In the end, that last possibility was the one that became a reality for Hamblin.
“I was released from the hospital with the LVAD on Thursday, May 14,” says Hamblin. “By that weekend, I was back with my running/walking group. Although I walked less than a quarter mile that day, by the end of the summer I was walking eight and a half miles. I was planning to go back to my job as a statistical writer, but that never came about.”
Instead, Itoh and Ewald recommended that Hamblin be placed on the wait list for a heart transplant.
“We considered three factors in making this decision,” Itoh says. “First, a low percentage of patients recover sufficiently to allow the removal of an LVAD, and the patients who can don’t do well in the long term. Second, Mr. Hamblin has AB blood type, which means he is a universal recipient: He can receive an organ from any blood type. And third, as a runner, he is in great shape,” says Itoh. “Overall, we felt his best chance for survival was undergoing heart-transplant surgery.”
After 19 days on the transplant wait list, Hamblin received his new heart. “This was exceptionally quick, and it was due to his rare blood type. Patients needing heart transplants who have blood type O or A wait an average of two years,” says Itoh.
Almost immediately after his transplant surgery, Hamblin started walking the halls and climbing the stairs at Barnes-Jewish Hospital.
“From the start, my attitude was that I would do whatever I needed to do to get healthy, stay healthy and get a new heart,” says Hamblin. “The physicians helped me stay positive by keeping me informed at every step about what they were going to do and what I should expect. And the nurses gave wonderful support and care.”
Beyond his good physical condition, Hamblin was an ideal candidate for a transplant because of his mental and emotional stability, says Itoh.

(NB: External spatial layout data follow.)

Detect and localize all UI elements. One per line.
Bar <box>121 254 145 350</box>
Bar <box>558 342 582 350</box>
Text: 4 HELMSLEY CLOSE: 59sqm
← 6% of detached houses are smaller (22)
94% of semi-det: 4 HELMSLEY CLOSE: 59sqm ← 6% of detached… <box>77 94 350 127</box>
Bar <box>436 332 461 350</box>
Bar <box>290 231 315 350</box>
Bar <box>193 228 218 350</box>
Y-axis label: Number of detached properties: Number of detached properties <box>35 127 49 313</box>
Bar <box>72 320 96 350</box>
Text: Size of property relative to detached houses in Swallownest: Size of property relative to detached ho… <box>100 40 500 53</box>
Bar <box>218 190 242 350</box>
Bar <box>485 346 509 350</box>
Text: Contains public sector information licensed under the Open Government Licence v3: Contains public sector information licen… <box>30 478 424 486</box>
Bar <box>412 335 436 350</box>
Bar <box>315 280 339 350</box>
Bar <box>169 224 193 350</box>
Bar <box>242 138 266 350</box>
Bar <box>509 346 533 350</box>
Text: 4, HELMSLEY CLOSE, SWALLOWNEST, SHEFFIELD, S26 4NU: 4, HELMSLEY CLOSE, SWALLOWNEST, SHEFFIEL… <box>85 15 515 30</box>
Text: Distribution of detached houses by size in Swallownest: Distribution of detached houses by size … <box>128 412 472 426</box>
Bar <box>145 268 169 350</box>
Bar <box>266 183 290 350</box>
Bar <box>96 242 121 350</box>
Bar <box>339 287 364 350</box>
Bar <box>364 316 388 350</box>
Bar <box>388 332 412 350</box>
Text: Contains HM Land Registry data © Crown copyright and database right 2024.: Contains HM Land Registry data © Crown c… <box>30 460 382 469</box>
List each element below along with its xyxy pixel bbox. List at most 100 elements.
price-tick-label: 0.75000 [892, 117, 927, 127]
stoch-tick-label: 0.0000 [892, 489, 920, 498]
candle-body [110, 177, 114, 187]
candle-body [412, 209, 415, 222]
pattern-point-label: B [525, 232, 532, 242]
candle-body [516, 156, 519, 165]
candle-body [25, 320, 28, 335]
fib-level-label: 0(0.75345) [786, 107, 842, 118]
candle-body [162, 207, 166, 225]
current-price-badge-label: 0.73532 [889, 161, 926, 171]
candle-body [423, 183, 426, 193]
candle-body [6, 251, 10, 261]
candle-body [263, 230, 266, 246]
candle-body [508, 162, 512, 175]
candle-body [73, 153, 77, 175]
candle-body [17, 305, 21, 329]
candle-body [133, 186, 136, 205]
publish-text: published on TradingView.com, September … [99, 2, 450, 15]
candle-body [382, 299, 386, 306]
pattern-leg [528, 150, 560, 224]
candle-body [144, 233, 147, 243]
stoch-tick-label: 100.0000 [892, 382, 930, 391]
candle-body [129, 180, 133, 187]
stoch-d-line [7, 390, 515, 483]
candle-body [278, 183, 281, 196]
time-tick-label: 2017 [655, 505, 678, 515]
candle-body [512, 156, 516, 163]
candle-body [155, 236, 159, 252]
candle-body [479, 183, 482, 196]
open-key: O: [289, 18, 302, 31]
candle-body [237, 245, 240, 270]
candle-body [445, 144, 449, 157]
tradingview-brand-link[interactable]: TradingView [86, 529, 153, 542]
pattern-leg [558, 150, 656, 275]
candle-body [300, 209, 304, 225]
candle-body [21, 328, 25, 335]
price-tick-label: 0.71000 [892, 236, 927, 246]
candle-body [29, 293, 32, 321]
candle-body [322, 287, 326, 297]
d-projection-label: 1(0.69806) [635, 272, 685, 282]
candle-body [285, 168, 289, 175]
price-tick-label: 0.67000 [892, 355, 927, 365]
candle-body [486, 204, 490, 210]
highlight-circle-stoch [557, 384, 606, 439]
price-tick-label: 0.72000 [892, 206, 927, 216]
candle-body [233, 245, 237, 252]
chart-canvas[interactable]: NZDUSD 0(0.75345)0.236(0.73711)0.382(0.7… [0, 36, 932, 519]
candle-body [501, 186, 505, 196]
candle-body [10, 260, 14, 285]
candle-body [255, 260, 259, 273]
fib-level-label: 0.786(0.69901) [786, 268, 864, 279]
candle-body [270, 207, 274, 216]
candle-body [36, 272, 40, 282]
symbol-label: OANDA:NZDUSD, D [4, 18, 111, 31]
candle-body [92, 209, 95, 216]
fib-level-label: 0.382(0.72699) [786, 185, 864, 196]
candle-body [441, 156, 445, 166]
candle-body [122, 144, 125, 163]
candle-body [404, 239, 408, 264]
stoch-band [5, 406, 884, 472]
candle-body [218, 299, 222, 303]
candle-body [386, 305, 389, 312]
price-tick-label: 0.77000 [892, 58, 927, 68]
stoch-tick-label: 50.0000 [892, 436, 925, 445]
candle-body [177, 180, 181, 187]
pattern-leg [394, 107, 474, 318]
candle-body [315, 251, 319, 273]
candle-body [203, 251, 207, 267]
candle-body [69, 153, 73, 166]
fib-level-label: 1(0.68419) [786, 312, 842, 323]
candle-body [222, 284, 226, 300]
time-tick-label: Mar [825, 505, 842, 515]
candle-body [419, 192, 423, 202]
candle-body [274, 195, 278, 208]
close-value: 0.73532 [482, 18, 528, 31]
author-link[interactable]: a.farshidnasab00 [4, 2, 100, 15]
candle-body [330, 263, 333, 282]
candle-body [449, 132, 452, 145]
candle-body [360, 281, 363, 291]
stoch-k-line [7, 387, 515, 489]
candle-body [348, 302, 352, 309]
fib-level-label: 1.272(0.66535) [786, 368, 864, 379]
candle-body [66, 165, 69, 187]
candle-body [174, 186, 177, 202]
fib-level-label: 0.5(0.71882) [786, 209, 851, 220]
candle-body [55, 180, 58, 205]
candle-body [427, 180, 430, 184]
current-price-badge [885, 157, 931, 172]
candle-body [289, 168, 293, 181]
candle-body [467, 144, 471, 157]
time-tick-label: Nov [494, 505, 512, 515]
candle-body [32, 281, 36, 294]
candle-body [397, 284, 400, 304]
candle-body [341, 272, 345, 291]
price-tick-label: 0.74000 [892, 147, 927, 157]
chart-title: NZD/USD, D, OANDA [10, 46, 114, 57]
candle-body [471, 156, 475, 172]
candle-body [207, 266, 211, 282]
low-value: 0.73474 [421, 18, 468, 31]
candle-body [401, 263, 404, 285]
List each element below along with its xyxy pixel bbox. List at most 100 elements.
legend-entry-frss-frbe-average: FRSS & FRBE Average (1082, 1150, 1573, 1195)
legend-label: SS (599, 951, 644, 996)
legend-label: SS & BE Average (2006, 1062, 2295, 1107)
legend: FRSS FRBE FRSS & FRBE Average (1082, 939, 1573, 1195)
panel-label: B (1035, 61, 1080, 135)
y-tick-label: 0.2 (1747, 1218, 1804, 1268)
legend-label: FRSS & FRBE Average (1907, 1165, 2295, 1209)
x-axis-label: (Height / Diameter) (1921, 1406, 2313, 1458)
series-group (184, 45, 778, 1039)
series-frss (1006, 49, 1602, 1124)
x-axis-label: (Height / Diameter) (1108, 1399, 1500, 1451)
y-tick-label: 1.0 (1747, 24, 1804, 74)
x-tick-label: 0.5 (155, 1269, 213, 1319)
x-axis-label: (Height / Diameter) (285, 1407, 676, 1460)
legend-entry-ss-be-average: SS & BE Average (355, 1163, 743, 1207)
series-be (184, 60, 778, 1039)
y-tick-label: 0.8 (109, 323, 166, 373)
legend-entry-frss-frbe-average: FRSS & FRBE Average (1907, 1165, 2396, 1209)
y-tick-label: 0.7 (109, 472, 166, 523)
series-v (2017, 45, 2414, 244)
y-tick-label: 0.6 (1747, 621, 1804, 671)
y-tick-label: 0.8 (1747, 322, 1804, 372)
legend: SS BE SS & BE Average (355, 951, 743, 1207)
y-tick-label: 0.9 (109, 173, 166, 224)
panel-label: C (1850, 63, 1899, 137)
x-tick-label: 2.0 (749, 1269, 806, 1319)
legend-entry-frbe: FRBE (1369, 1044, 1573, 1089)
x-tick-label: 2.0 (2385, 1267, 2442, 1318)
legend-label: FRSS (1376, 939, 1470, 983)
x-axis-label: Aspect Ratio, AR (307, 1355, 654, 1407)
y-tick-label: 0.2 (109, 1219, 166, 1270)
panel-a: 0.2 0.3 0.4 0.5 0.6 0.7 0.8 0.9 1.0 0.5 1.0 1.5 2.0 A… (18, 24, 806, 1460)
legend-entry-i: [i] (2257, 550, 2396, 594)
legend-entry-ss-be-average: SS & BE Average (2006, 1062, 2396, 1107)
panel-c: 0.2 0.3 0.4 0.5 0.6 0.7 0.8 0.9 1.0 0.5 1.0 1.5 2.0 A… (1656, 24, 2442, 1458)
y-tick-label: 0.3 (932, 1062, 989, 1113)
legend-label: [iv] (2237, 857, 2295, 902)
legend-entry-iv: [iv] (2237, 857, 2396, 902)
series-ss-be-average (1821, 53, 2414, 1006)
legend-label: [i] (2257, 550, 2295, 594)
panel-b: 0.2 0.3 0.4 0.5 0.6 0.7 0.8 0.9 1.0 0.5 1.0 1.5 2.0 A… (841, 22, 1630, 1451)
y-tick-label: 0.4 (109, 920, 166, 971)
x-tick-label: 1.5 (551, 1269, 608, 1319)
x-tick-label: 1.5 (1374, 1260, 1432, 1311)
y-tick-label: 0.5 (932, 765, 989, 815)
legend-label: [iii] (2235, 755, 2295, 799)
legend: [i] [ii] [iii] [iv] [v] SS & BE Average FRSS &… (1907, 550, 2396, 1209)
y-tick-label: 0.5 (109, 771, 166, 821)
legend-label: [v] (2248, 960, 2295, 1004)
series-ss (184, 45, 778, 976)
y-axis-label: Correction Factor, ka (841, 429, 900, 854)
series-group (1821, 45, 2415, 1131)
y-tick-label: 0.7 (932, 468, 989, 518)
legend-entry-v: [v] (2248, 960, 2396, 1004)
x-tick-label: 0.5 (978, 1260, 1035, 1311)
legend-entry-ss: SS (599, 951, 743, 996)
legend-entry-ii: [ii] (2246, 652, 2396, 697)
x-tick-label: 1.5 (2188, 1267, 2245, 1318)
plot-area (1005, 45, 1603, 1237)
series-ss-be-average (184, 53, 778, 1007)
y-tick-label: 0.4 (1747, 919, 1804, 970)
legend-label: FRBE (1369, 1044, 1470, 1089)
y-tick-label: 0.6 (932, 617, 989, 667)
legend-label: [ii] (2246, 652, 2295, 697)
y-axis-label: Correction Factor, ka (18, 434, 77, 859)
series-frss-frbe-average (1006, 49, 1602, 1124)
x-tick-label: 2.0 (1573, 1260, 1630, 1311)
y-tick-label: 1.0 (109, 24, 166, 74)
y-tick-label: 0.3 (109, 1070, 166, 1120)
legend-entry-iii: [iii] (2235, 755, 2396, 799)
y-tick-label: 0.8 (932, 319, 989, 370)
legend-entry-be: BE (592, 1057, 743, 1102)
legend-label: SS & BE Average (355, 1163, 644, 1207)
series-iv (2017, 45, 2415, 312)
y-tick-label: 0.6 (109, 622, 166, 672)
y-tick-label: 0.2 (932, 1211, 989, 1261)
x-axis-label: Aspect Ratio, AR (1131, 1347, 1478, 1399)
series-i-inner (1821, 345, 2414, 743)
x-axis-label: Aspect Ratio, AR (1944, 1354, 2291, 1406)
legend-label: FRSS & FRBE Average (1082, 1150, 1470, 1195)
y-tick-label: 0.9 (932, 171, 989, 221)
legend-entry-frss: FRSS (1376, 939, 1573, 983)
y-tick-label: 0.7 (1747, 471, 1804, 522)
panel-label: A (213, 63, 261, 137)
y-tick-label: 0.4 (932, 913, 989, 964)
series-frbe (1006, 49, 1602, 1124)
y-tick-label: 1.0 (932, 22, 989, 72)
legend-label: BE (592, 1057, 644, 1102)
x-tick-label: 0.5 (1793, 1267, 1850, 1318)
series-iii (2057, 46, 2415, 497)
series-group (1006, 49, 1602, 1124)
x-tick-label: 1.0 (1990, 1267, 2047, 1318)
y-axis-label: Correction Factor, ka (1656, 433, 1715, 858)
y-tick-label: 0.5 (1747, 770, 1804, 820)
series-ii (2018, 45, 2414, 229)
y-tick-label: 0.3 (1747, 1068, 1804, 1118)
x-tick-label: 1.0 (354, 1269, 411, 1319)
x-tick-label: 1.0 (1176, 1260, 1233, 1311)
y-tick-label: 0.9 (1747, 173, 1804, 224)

“We carefully select our transplant patients because they must make a lifelong commitment to be compliant in taking their immunosuppressive medications. If a patient stops taking the prescribed drugs, within one or two weeks the body can start rejecting the heart,” he explains. “Mr. Hamblin is steadfast in his commitment to his health, and he has excellent support from his partner and family.”
Hamblin is looking forward to returning to work once he is past the six-month anniversary of his heart transplant. In October, he’ll be in Portland, Maine, to complete a half marathon in his 16th state. And then he has just 34 more to go.